Di tengah-tengah kondisi keumatan seperti ini, diperlukan penyadaran, rekonsolidasi, dan revitalisasi paradigma kehidupan agar tidak menjadi “amnesia” atas cita-cita yang selama ini diusung. Sehingga nantinya akan terjadi aktualisasi konsep dan cita-cita yang selama ini didengung-dengungkan.

Demikian beratnya problematika keumatan, sehingga dibutuhkan berbagai metode perjuangan yang tangguh oleh segala lapisan masyarakat secara bersama-sama dan tervisi.

Sejarah Singkat HMI-MPO
Sesuai dengan AD/ART-nya, nama sesungguh dari HMI-MPO adalah Himpunan Mahasiswa Islam (HMI). Adapun ada tambahan MPO (Majelis Penyelamat Organisasi) di belakang kata Himpunan Mahasiswa Islam (HMI) adalah untuk identifikasi bahwa HMI yang ini berbeda dengan HMI yang bersekretariat di Jl. Diponegoro (atau biasa disebut denga HMI-Dipo). Penambahan istilah MPO ini lahir saat menjelang kongres HMI XVI di Padang, Sumatera Barat tanggal 24-31 Maret 1986, HMI mengalami perpecahan internal sebagai akibat dari represi dari rezim Orde Baru yang memaksakan penerapan Asas Tunggal Pancasila. HMI yang sejak semula berasaskan Islam terbelah menjadi dua kubu, yaitu antara kubu yang tetap mempertahankan asas Islam dengan kubu yang berusaha mengikuti perintah Presiden Suharto mengubah asasnya menjadi Pancasila.

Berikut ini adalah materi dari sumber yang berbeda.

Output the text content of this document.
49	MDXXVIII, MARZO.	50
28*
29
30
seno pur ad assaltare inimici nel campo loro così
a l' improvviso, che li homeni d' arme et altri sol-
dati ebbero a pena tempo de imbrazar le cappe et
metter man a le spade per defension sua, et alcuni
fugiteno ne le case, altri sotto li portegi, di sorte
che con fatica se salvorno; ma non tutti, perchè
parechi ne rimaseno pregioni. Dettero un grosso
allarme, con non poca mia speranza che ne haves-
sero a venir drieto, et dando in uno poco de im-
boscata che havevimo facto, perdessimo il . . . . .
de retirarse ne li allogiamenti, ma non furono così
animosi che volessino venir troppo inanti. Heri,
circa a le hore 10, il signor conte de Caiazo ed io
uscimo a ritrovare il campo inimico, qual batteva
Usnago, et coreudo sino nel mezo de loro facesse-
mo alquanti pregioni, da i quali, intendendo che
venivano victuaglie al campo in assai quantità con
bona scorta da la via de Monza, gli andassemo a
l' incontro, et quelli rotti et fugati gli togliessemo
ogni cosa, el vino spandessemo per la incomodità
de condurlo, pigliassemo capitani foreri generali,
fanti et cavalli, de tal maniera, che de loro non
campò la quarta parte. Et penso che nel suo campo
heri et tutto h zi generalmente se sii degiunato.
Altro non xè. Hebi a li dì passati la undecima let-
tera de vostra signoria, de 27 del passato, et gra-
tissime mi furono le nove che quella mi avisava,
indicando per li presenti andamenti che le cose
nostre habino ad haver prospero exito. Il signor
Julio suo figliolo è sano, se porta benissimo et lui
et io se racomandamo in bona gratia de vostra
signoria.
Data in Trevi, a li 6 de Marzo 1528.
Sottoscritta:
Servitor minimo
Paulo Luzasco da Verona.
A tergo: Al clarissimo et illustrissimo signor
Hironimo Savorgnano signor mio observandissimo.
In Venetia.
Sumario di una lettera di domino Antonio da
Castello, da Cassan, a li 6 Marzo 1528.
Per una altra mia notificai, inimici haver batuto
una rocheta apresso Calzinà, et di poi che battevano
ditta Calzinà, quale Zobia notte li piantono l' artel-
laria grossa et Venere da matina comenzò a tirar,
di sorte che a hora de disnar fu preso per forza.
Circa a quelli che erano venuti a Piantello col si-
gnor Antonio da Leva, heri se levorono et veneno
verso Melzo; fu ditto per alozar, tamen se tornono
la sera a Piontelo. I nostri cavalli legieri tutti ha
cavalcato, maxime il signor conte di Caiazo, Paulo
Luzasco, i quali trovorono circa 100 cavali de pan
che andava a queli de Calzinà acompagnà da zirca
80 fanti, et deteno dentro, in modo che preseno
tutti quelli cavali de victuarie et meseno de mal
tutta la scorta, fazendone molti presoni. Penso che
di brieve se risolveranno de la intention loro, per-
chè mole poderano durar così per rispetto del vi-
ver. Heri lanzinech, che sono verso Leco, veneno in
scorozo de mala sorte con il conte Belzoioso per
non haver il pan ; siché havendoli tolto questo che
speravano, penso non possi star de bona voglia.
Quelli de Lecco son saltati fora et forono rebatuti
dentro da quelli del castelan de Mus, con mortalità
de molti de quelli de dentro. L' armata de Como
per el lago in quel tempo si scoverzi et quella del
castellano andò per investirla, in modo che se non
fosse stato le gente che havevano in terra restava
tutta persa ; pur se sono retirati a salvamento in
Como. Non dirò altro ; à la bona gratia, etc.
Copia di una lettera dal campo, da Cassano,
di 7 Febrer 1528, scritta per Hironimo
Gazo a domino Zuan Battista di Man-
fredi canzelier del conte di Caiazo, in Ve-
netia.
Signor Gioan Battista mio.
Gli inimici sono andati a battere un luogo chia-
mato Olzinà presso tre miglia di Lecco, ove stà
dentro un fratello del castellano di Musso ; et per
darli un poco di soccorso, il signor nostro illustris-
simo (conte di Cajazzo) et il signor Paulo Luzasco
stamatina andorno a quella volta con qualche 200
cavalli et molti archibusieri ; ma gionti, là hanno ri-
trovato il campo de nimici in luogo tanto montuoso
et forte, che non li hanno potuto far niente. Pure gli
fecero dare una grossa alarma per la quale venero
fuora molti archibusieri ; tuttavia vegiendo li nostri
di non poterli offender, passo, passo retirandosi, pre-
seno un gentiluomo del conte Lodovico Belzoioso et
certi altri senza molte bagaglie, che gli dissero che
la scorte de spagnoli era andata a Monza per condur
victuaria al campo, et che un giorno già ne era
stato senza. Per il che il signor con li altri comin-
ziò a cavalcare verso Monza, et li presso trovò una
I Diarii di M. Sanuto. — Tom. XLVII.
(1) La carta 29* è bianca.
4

Pada mulanya MPO merupakan nama sekelompok aktivis kritis HMI yang prihatin melihat HMI yang begitu terkooptasi oleh rezim orde baru. Kelompok ini merasa perlu bergerak untuk mengantisipasi intervensi penguasa pada HMI agar HMI mengubah azasnya yang semula Islam menjadi pancasila. Bagi aktivis MPO, perubahan azas ini merupakan simbol kemenangan penguasa terhadap gerakan mahasiswa yang akan berdampak pada termatikannya demokrasi di Indonesia.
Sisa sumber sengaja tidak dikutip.